Optimal QAM Constellation for Over-the-Air Computation in the Presence of Heavy-Tailed Channel Noise

TL;DR

This paper investigates the design of optimal QAM constellations for over-the-air computation in wireless channels with heavy-tailed, impulsive noise modeled by a Cauchy distribution, aiming to minimize aggregation error.

Contribution

It formulates a constrained optimization for QAM constellation design under heavy-tailed noise, deriving unique optimality conditions and demonstrating effectiveness through numerical results.

Findings

Optimal QAM constellations reduce MSE in heavy-tailed noise environments.

The framework extends to nomographic functions and other noise models.

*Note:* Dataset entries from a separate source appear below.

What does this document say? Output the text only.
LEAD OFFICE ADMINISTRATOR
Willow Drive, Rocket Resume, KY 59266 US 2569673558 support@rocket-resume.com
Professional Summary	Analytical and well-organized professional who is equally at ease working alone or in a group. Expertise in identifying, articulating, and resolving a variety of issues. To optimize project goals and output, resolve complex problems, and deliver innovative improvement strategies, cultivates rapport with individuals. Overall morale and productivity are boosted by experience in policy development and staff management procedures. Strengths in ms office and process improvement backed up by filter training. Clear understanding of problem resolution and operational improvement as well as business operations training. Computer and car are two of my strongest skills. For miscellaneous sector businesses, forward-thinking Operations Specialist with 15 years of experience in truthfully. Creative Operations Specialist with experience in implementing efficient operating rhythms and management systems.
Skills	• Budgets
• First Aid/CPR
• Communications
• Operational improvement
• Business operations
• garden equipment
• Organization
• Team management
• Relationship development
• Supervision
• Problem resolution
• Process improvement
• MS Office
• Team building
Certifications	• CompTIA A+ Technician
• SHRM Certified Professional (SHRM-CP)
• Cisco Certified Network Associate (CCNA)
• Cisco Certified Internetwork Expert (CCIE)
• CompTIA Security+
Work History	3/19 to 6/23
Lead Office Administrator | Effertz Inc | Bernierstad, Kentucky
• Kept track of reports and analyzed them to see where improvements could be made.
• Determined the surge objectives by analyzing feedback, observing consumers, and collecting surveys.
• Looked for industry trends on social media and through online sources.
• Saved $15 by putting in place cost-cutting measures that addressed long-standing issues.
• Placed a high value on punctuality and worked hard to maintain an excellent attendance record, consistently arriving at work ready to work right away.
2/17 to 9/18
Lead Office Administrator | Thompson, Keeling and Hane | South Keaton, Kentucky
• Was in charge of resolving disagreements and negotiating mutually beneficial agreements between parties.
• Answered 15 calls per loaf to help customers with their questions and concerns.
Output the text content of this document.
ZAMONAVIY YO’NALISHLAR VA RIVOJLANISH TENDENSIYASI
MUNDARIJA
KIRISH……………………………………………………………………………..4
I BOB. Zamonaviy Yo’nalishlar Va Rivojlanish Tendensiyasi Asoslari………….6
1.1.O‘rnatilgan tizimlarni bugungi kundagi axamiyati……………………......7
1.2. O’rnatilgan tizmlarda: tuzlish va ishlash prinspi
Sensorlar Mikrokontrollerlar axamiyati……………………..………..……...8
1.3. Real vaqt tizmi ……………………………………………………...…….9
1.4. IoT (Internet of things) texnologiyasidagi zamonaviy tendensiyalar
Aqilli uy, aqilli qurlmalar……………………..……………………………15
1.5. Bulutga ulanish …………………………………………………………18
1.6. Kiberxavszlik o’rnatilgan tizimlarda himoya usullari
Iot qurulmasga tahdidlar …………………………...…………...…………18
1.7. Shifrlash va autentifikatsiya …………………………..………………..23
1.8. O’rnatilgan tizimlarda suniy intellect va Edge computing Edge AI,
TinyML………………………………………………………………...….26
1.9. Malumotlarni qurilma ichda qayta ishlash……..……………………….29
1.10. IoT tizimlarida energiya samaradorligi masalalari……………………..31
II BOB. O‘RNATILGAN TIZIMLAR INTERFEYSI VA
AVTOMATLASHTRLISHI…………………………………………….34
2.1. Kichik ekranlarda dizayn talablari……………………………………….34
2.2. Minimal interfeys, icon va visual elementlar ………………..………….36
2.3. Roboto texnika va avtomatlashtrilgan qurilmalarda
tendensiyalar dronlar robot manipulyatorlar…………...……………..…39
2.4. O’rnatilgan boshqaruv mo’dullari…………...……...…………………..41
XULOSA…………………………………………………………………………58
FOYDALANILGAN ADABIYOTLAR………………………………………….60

Numerical results confirm the proposed design's superiority.

Abstract

Over-the-air computation (OAC) enables low-latency aggregation over multiple-access channels (MACs) by exploiting the superposition property of the wireless medium to compute functions efficiently in distributed networks. A critical but often overlooked challenge is that electromagnetic interference in practical radio channels frequently exhibits heavy-tailed behavior, causing strong impulsive noise that severely degrades computation performance. This work studies digital OAC with QAM-based signaling under heavy-tailed interference modeled by a Cauchy distribution (lacking a finite second moment). We seek QAM-like constellations that minimize the mean-squared error (MSE) of sum aggregation subject to an average-power constraint. The problem is formulated as a constrained optimization, whose solution yields unique optimality conditions. Numerical results confirm the effectiveness of the proposed design. Notably, the framework extends naturally to nomographic functions, broader constellation families, and alternative noise models.